The HUT maneuver has been extensively used to study orthostatic hypotension and autonomic failure [6, 16]. There is only scarce data on microcirculatory perfusion during HUT, however. A recent study in children using near infrared spectroscopy demonstrated a decrease in regional tissue oxygenation in the splanchnic region when the subject was tilted [17]. A study measuring femoral, as well as brachial, blood flow using ultrasound Doppler demonstrated a decrease in blood flow in the upper and lower limbs during a 60° HUT [8].

The differences in systemic hemodynamic and microvascular perfusion responses following the HUT to supine postural change and PLR test could be explained by the fact that, initially, HUT leads to a decreased blood volume in the central circulation, and baroreflex-mediated increases in peripheral vascular resistance help to maintain arterial blood pressure. These changes are then reversed during subsequent repositioning [8, 18, 19]. The difference in HR and SVR response between the HUT to supine posture change and the PLR underlines the fact that sympathetic activity decreases following the HUT to supine posture change and exhibits little change during the PLR. This differential effect may also explain the imperfect overlap in cardiac output responses to HUT to supine and PLR maneuvers.

The HUT serves as a model for central hypovolemia, while in a semi-recumbent position the subject is supposed to be normovolemic. The preload challenge from HUT to supine was of larger magnitude than the PLR test, explaining the differences in effect on hemodynamic as well as regional tissue perfusion parameters. We therefore studied microvascular responses for equal changes in CO responses. These data show that when the microvascular perfusion parameters are normalized for the changes in CO, there is still a trend in increase in sublingual functional capillary density during the PLR compared with the HUT to supine.

Although this was a proof-of-principle study, several limitations need to be addressed.
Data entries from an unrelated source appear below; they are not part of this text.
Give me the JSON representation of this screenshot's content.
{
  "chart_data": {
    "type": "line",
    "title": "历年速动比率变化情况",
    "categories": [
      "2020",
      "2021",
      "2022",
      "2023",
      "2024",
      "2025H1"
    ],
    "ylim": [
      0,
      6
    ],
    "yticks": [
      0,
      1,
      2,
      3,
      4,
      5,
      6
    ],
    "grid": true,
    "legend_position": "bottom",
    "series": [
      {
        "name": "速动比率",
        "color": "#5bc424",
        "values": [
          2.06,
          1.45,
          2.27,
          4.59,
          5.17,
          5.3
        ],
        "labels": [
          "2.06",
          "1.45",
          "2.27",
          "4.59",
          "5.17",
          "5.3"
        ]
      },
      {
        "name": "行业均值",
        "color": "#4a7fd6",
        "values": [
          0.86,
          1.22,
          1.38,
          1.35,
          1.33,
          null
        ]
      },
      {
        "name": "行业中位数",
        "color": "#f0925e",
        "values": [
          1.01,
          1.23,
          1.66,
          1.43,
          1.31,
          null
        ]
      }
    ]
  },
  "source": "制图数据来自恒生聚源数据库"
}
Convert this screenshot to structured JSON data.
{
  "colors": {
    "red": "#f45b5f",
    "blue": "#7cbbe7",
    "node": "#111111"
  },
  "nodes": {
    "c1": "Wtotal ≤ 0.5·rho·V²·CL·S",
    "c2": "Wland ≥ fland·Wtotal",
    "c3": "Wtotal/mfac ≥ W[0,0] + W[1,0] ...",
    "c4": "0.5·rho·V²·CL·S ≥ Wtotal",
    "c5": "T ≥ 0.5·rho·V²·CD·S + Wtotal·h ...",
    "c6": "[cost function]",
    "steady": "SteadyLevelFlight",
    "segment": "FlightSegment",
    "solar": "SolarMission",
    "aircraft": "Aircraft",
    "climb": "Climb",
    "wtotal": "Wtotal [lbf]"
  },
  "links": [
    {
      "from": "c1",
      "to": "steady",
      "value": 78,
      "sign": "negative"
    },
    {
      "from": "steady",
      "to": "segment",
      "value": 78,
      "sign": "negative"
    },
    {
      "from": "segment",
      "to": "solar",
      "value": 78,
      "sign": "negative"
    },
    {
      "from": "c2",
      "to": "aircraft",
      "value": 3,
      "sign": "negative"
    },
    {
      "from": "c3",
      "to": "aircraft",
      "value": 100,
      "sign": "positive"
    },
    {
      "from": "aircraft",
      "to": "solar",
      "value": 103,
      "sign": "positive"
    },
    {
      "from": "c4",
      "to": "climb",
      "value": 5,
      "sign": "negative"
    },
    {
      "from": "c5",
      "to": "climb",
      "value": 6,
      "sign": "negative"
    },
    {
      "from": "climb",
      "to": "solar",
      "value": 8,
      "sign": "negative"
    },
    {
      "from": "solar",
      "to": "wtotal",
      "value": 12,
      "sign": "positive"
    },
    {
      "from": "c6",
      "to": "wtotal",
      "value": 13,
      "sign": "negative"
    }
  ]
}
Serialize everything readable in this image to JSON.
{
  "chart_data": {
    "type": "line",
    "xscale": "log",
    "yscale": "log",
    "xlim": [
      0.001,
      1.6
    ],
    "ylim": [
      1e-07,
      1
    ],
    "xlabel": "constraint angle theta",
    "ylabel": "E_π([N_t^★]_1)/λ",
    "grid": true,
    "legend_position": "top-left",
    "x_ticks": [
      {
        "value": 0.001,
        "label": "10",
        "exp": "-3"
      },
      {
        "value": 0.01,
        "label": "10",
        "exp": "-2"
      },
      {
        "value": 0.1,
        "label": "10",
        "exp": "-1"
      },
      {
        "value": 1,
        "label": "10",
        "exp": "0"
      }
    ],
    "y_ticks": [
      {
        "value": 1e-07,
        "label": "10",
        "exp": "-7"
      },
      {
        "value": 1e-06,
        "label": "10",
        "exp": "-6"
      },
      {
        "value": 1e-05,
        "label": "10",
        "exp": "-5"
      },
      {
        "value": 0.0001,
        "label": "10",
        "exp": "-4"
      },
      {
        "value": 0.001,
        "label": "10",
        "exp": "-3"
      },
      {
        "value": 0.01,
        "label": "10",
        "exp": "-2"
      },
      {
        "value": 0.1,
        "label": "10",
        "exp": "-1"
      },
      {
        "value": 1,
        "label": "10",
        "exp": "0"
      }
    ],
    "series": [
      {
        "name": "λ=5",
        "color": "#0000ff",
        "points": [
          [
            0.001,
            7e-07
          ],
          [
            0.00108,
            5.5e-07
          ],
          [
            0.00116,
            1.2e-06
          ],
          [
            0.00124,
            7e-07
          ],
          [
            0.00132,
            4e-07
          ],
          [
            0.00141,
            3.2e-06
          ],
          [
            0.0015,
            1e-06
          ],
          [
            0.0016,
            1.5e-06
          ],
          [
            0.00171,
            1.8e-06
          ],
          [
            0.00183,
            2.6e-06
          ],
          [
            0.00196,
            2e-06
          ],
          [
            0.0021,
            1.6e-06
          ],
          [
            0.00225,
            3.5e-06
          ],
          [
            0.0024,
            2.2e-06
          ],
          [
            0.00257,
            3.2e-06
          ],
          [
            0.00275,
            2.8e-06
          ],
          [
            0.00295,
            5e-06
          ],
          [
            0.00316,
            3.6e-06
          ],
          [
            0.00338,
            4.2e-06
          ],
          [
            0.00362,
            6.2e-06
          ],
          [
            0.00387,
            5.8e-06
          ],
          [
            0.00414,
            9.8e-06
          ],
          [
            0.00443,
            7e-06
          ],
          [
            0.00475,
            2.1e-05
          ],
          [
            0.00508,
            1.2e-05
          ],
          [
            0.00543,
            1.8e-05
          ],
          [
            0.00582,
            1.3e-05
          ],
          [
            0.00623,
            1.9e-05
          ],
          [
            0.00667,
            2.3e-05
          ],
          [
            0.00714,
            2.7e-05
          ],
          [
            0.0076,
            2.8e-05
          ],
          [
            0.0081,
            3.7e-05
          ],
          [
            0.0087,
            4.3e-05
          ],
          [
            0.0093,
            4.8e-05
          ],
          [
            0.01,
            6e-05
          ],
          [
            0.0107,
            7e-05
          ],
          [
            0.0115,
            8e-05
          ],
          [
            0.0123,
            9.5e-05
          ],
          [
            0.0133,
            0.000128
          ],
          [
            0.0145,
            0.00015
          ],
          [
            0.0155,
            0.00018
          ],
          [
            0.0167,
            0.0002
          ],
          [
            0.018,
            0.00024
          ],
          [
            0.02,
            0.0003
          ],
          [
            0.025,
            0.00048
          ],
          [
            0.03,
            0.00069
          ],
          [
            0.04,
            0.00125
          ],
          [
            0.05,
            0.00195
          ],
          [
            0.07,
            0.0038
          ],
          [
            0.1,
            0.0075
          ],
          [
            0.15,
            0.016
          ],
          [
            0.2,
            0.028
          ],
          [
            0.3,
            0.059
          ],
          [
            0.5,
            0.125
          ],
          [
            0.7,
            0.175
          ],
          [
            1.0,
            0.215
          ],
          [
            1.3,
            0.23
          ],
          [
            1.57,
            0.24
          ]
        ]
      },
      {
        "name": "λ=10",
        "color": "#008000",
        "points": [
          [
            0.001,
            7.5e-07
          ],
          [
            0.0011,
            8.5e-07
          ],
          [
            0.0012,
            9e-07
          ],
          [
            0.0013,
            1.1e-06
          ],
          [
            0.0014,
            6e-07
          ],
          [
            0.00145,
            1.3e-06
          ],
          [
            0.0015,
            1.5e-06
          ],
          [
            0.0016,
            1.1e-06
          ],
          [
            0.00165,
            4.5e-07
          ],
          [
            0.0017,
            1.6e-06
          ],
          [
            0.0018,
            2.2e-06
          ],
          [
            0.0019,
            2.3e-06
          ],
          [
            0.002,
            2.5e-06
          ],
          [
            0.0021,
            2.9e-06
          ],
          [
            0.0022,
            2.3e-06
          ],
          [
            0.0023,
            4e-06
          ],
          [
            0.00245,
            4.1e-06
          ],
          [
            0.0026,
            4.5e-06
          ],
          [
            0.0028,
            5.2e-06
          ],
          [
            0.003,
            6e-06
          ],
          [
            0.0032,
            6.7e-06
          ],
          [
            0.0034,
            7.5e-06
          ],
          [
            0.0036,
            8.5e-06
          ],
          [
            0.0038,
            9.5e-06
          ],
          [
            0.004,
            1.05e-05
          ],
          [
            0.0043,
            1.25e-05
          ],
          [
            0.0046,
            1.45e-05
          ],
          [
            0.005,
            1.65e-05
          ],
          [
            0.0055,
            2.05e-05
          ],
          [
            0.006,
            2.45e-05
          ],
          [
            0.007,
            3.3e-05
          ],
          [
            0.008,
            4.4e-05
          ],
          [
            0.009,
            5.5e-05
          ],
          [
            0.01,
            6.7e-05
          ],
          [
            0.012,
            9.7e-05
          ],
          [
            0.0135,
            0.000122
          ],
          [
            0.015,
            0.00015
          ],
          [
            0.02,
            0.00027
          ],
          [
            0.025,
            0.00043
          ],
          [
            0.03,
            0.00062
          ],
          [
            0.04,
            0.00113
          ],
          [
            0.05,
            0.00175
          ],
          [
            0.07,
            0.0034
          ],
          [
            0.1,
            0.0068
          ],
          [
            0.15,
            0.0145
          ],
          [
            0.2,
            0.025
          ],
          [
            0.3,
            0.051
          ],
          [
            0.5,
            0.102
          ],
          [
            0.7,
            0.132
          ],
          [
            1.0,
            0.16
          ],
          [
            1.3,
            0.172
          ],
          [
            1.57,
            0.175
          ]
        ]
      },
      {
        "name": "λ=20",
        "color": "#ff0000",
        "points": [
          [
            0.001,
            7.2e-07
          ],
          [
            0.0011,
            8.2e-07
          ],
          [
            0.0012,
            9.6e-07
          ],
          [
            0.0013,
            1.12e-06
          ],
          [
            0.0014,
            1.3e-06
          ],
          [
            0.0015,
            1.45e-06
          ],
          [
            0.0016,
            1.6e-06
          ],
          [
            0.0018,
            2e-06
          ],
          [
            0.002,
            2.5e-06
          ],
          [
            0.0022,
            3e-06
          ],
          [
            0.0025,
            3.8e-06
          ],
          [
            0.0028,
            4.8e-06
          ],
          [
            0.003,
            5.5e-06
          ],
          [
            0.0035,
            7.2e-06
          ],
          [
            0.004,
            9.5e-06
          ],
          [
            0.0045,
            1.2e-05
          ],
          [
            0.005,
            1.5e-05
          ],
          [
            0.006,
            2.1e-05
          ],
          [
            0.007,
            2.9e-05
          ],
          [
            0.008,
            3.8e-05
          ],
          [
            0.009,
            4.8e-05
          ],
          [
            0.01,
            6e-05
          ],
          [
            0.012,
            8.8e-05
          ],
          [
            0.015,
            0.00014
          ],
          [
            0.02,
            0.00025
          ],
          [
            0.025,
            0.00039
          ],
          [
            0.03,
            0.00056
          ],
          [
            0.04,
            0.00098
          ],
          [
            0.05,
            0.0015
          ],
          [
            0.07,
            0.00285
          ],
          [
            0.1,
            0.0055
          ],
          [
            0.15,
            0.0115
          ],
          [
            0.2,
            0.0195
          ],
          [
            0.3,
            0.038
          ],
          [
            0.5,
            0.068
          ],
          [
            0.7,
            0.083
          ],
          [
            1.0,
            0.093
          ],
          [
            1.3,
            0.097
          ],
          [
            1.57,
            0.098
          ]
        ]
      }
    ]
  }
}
First, we used a low number of study subjects, making it difficult to study potential gender differences and subgroup comparisons, especially in the HUT to the supine position postural change where the number of non-responders was low. Additionally, our study population consisted of young subjects; thus, it is not clear if our results can be extrapolated to an older population. Third, we have not accounted for the possibility of relative hypovolemia: we assumed our study population was normovolemic due to normal fluid intake by every subject prior to the start of the study.

Conclusion

When preload and forward flow increase in association with decreased sympathetic activity, microvascular blood flow increases in the skin and in the sublingual area. When preload and forward flow increase with little to no change in sympathetic activity, as seen during the PLR test, sublingual functional capillary density is increased. Therefore, our results indicate that sublingual functional capillary density is the best parameter to use when evaluating fluid responsiveness independent of the reflex activity of the autonomic nervous system.